Luckily, her mum had been proved entirely wrong and by midnight, Frankie was in a camping chair, drunk on Floyd’s Banging BBQ cocktail and her devoted friends’ company. Yes, it had been a success, way beyond her limited expectations when she’d simply hoped not to trip over her maxi dress or cry into her hot dog.
Sadly though, it was time to start thinking about calling it a night, she thought, taking a moment to admire Letty’s arrangement of candles and fairy lights.
The summery soundtrack was long gone: a chill-out playlist on low accompanied the murmur of voices of a handful of people outside on bean bags and cushions. Em had gone hours ago with a headache, poor thing. Letty was still there, slapping her bum and asking if anyone wanted a lap dance. She was doing well, Frankie th
ought, considering how upset she had been earlier, wishing she was in a normal relationship and could bring her man with her. Frankie hoped she’d come to her senses soon and get herself out of that no-win situation. But she would never lecture her friend. Then there was Leonardo, up on the fence on his haunches, sniffing the air as part of his night-time inspection.

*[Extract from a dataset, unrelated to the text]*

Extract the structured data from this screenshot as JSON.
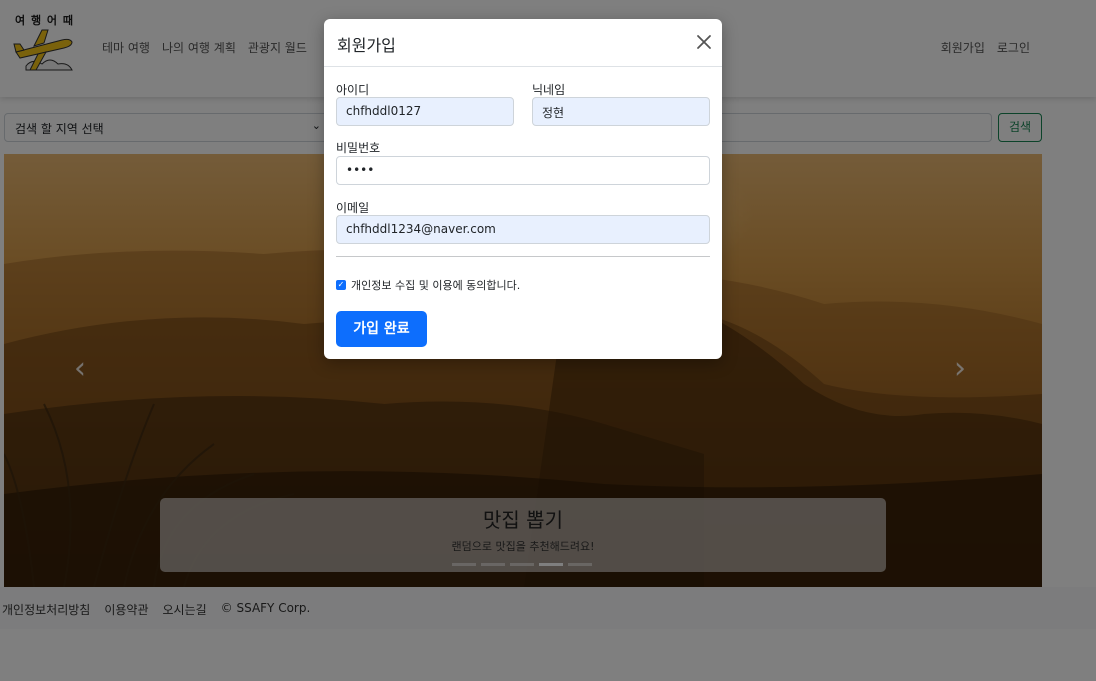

Frankie considered getting out of her seat and clearing up. Yet she was made of cement and mesmerized by the glow of the barbecue which was now burning bits of wood. Shift your bum, she told herself. For two seconds she was upright but a bat flying low made her dizzy and she landed with a thump on her backside.
‘All right, Frankie?’ came a deep, melodious voice.
Her eyes searched the semi-darkness and she found Floyd holding two kebab sticks and a bag of marshmallows. ‘I need to go to bed,’ she said, smiling at his friendly face, ‘that’s all.’
‘Me too,’ he said, settling down on the decking at her feet. ‘I miss my bed.’
‘It’s not far!’ she laughed.
‘I meant my own bed. It’s in mum and dad’s garage, I’m in Em’s spare room, yeah, and the mattress is too soft for me.’
‘How is the flat hunting going?’
‘Crap,’ he said, ‘I just can’t seem to find anywhere. I feel stuck. Like I can’t move on.’
Frankie nodded and stifled a yawn. It wasn’t that she didn’t want to talk, it was just she was so tired. ‘I better get tidying,’ she said, pushing herself up by the armrests. She had to start dropping hints to tell the stragglers it was over.
‘I know what you’re going through,’ he said, which made her briefly stop. Then she waved away the temptation to have yet another conversation about her relationship. She’d spent the night not talking about it, as in trapping anyone who’d listen to the woes of wanting her husband back.
‘Right. Do you want me to call you a cab?’ She looked up at him, making it obvious it was closing time. But he completely ignored her question.